Health Checks & Failure Modes¶

This page documents the serving layer's health surface, how Kubernetes probes use it, and how the API behaves under each failure condition.

For system-wide failure mode coverage see Architecture: Failure Modes.

Health endpoint¶

`GET /healthcheck/`¶

The single implemented liveness probe. Returns 200 OK when the FastAPI process is alive.

{
  "status": "ok",
  "worker_id": "celery@worker-ml-abc123",
  "memory_usage_mb": 210.4
}

Used by Kubernetes as the pod liveness probe. The Ingress Controller stops routing traffic to a pod when this probe fails.

Note: there is no separate readiness endpoint today. The liveness probe at /healthcheck/ serves both purposes in the current deployment.

Kubernetes probe configuration¶

livenessProbe:
  httpGet:
    path: /healthcheck/
    port: 8000
  initialDelaySeconds: 10
  periodSeconds: 15
  failureThreshold: 3

Degraded-mode behavior by failure type¶

MLflow Registry unavailable¶

Phase	Behavior
Worker startup	Worker fails to load model; pod enters CrashLoopBackOff; K8s restarts it automatically
Running workers	Already-loaded model continues to serve requests; no impact until pod restart

Recovery: restart MLflow pod; running workers are unaffected until their next process start. No automated recovery beyond K8s restart policy.

RabbitMQ unavailable¶

Impact path	Behavior
`POST /predict/` (sync)	FastAPI cannot enqueue task; returns `500` or `503`
`POST /predict/async/`	Same — task submission fails
`GET /predict/{match_id}`	Unaffected — reads from batch parquet directly
`GET /healthcheck/`	Unaffected — process is alive

Celery workers reconnect automatically when RabbitMQ recovers. RabbitMQ is a single broker — its unavailability is a P1 (full inference outage) event.

Redis unavailable¶

Redis failures are handled gracefully:

Cache GET/SET failures are caught and logged as errors.
Inference proceeds via the full Celery path on every request (no cache hits).
No data loss; no incorrect predictions.
Performance degrades (higher latency; more load on workers).

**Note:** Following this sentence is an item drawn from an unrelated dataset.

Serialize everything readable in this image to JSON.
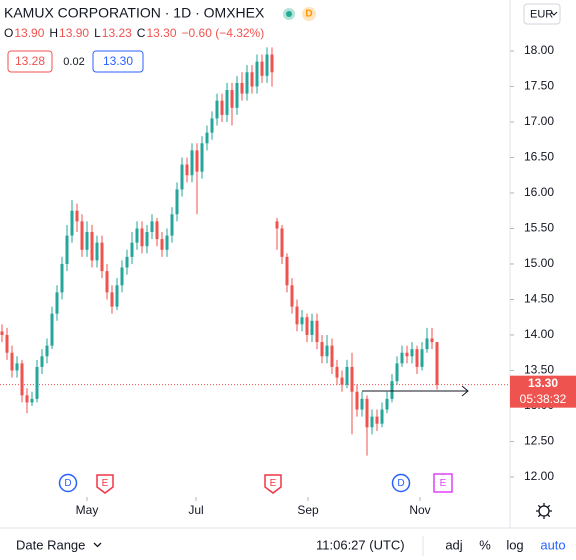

Recovery: Redis pod restarts; cache warms automatically on subsequent requests.

Celery worker unavailable (async path only)¶

POST /predict/async/ enqueues successfully; task stays queued.
GET /monitoring/task_status/{task_id} returns pending indefinitely.
POST /predict/ (sync) blocks and returns 504 Gateway Timeout after 30 s.

Recovery: when a worker restarts, it picks up queued tasks from RabbitMQ. Dead-letter queue captures tasks that exhaust retry budget.

Batch parquet unavailable¶

GET /predict/{match_id} returns 404 or 500.
POST /predict/ (inline features) is unaffected.

Recovery: re-run the batch_inference DVC stage.

Failure severity quick reference¶

Failure	Severity	Inference impact
FastAPI pod crash	P1	Full API unreachable
RabbitMQ down	P1	All sync + async inference fails
MLflow unavailable	P2	New workers cannot load model; running workers unaffected
Redis down	P2	Inference continues; performance degrades (cache miss on all requests)
Worker unavailable	P2	Async tasks queue; sync requests time out after 30 s
Batch parquet missing	P3	Batch lookup fails; inline inference unaffected

See Architecture: Failure Modes for full severity definitions and recovery runbook pointers.